April 20, 2024

Ground Beef E. coli O103 Outbreak Sickens 177 in 10 States

The ground beef E. coli O103 outbreak has now sickened 177 people in 10 states, with 21 hospitalized, according to the latest update provided by the Centers for Disease Control and Prevention (CDC). The government has named two companies that have recalled their raw ground beef for E. coli O103 contamination in the last few days – Grant Park Packing on April 24, and K2D Foods on April 23, 2019.

Ground Beef E. coli O103 Outbreak Sickens 177

The outbreak notice states that “Restaurants, retailers, and institutions should not sell or serve the following recalled ground beef products because they may be contaminated with E. coli O103 and could make people sick.” More recalls will likely be announced, since the notice also states that “At this time, no common supplier, distributor, or brand of ground beef has been identified that could account for the whole outbreak.”

The case count by state in this ground beef E. coli O103 outbreak is: Florida (3), Georgia (41), Illinois (1), Indiana (1), Kentucky (65), Minnesota (1), Mississippi (1), Ohio (10), Tennessee (52), and Virginia (2).  States are investigating more illnesses that may be part of this outbreak. Ill people who have been sickened in this outbreak ate ground beef from many sources. Illness onset dates range from March 1, 2019 to April 14, 2019. The patient age range is from less than 1 year to 84 years, with a median age of 18.

What’s unusual about this outbreak is that, given the young median patient age, no cases of hemolytic uremic syndrome (HUS) have been reported. That life-threatening condition causes kidney failure. Patients who develop that complication are usually young.

Attorney Fred Pritzker

Attorney Fred Pritzker, who has represented many clients sickened with E. coli infections, said, “Even when you recover from this infection, there is still a risk you will develop a serious complication in the future.” Call 1-888-377-8900 or 612-338-0202 for help.

Food safety attorney Fred Pritzker said, “It’s good that recalls are happening, but if those products can’t explain all the illnesses, the government has to do more to locate any other products that may be related to this outbreak. Let’s hope that illnesses start to decrease.”
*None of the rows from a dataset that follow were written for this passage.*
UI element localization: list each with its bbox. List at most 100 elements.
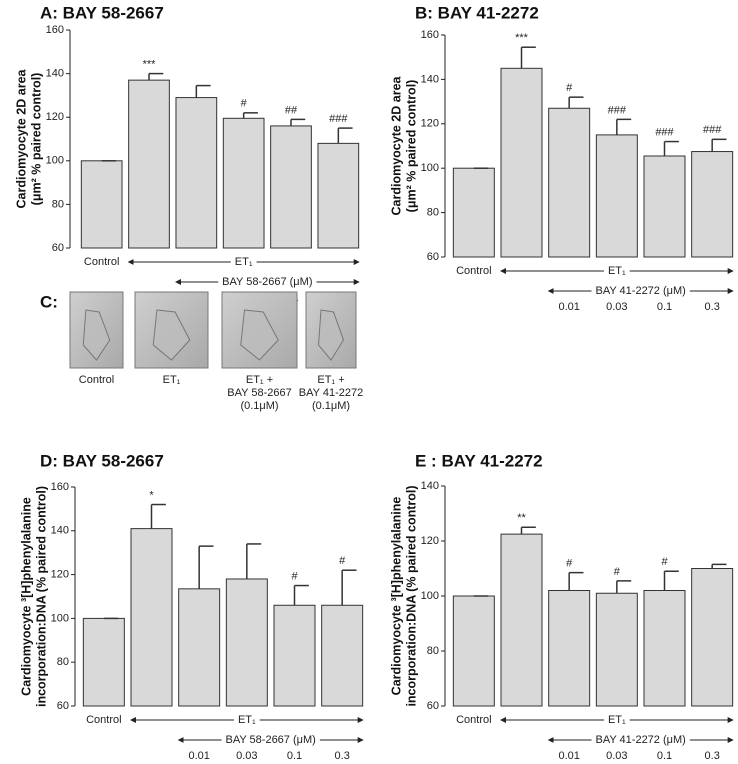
label-background: [603, 713, 630, 727]
bar: [691, 151, 734, 258]
image-caption: ET₁ +: [317, 374, 344, 386]
y-tick-label: 160: [51, 481, 69, 493]
significance-label: **: [517, 512, 526, 524]
y-tick-label: 140: [421, 73, 439, 85]
significance-label: #: [291, 570, 298, 582]
significance-label: #: [339, 555, 346, 567]
y-tick-label: 120: [421, 535, 439, 547]
bar: [273, 604, 316, 707]
image-caption: Control: [79, 374, 114, 386]
y-tick-label: 140: [421, 480, 439, 492]
bar: [500, 533, 543, 707]
y-tick-label: 60: [52, 242, 64, 254]
significance-label: #: [661, 556, 668, 568]
group-label: BAY 41-2272 (μM): [596, 734, 686, 746]
bar: [317, 142, 360, 249]
bar: [128, 79, 170, 249]
x-tick-label: Control: [84, 256, 119, 268]
bar: [452, 595, 495, 707]
significance-label: #: [241, 98, 248, 110]
y-axis-label: Cardiomyocyte 2D area: [14, 68, 28, 208]
x-tick-label: Control: [456, 265, 491, 277]
y-axis-label: incorporation:DNA (% paired control): [34, 486, 48, 707]
y-tick-label: 120: [46, 111, 64, 123]
group-label: BAY 41-2272 (μM): [596, 285, 686, 297]
label-background: [221, 733, 320, 747]
label-background: [591, 733, 690, 747]
y-tick-label: 120: [51, 569, 69, 581]
y-tick-label: 80: [52, 198, 64, 210]
x-tick-label: 0.1: [287, 750, 302, 762]
bar: [178, 588, 221, 707]
panel-label: C:: [40, 292, 58, 311]
y-axis-label: incorporation:DNA (% paired control): [404, 485, 418, 706]
bar: [548, 107, 591, 258]
label-background: [591, 284, 690, 298]
x-tick-label: 0.01: [558, 750, 579, 762]
y-tick-label: 140: [51, 525, 69, 537]
significance-label: ###: [703, 124, 722, 136]
y-tick-label: 80: [427, 645, 439, 657]
y-tick-label: 80: [57, 656, 69, 668]
x-tick-label: 0.01: [558, 301, 579, 313]
x-tick-label: 0.1: [657, 301, 672, 313]
group-label: BAY 58-2667 (μM): [222, 276, 312, 288]
y-axis-label: Cardiomyocyte 2D area: [389, 75, 403, 215]
significance-label: ***: [143, 59, 157, 71]
bar: [270, 125, 312, 249]
group-label: ET₁: [238, 714, 256, 726]
x-tick-label: 0.3: [705, 301, 720, 313]
significance-label: ##: [285, 104, 298, 116]
y-tick-label: 120: [421, 118, 439, 130]
image-caption: ET₁ +: [246, 374, 273, 386]
x-tick-label: 0.03: [236, 750, 257, 762]
label-background: [230, 255, 257, 269]
bar: [452, 167, 495, 258]
image-caption: (0.1μM): [240, 400, 278, 412]
significance-label: *: [149, 489, 154, 501]
y-tick-label: 80: [427, 207, 439, 219]
x-tick-label: 0.03: [606, 301, 627, 313]
y-tick-label: 160: [421, 29, 439, 41]
bar: [691, 568, 734, 707]
y-tick-label: 160: [46, 24, 64, 36]
significance-label: ###: [329, 113, 348, 125]
bar: [222, 117, 265, 249]
significance-label: #: [566, 82, 573, 94]
bar: [321, 604, 364, 707]
y-tick-label: 60: [427, 251, 439, 263]
y-tick-label: 100: [51, 612, 69, 624]
image-caption: BAY 58-2667: [227, 387, 291, 399]
bar: [643, 155, 686, 258]
bar: [130, 528, 173, 707]
bar: [500, 67, 543, 258]
y-tick-label: 100: [421, 162, 439, 174]
bar: [175, 97, 218, 249]
y-axis-label: Cardiomyocyte ³[H]phenylalanine: [19, 497, 33, 696]
cell-shape: [317, 309, 345, 361]
significance-label: ###: [655, 126, 674, 138]
label-background: [233, 713, 260, 727]
image-caption: BAY 41-2272: [299, 387, 363, 399]
group-label: ET₁: [608, 714, 626, 726]
cell-shape: [82, 309, 111, 361]
x-tick-label: Control: [456, 714, 491, 726]
y-tick-label: 60: [427, 700, 439, 712]
y-axis-label: (μm² % paired control): [404, 80, 418, 213]
bar: [643, 590, 686, 707]
chart-title: E : BAY 41-2272: [415, 451, 543, 470]
x-tick-label: 0.3: [335, 750, 350, 762]
y-tick-label: 140: [46, 68, 64, 80]
chart-title: A: BAY 58-2667: [40, 3, 164, 22]
bar: [80, 160, 123, 249]
cell-shape: [152, 309, 191, 361]
group-label: ET₁: [235, 256, 253, 268]
y-axis-label: (μm² % paired control): [29, 73, 43, 206]
x-tick-label: 0.1: [657, 750, 672, 762]
image-caption: (0.1μM): [312, 400, 350, 412]
significance-label: #: [614, 566, 621, 578]
cell-shape: [240, 309, 279, 361]
significance-label: ***: [515, 32, 529, 44]
group-label: BAY 58-2667 (μM): [226, 734, 316, 746]
y-tick-label: 100: [421, 590, 439, 602]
Of the 125 people interviewed, 100, or 80%, said they ate ground beef in restaurants or that they bought in grocery stores the week before they got sick. In addition, officials at USDA, in Kentucky, and in Tennessee collected ground beef from a restaurant and an institution where ill persons ate. The outbreak strain of E. coli O103 was found in the ground beef collected in Tennessee. E. coli O103 was also found in the ground beef collected in Kentucky, but lab results are pending to see if it is the outbreak strain.

Officials are telling people to not order rare ground beef when they eat out, and to cook ground beef at home to 160°F, tested with a food thermometer. Also, avoid cross-contamination between raw ground beef, utensils, kitchen surfaces, and other foods that are eaten raw.

Symptoms of an E. coli infection include painful and severe abdominal cramps and bloody diarrhea. Some people may also experience a mild fever and vomiting. If you have eaten ground beef in the past week and have been sick with these symptoms, see your doctor. You may be part of this ground beef E. coli O103 outbreak.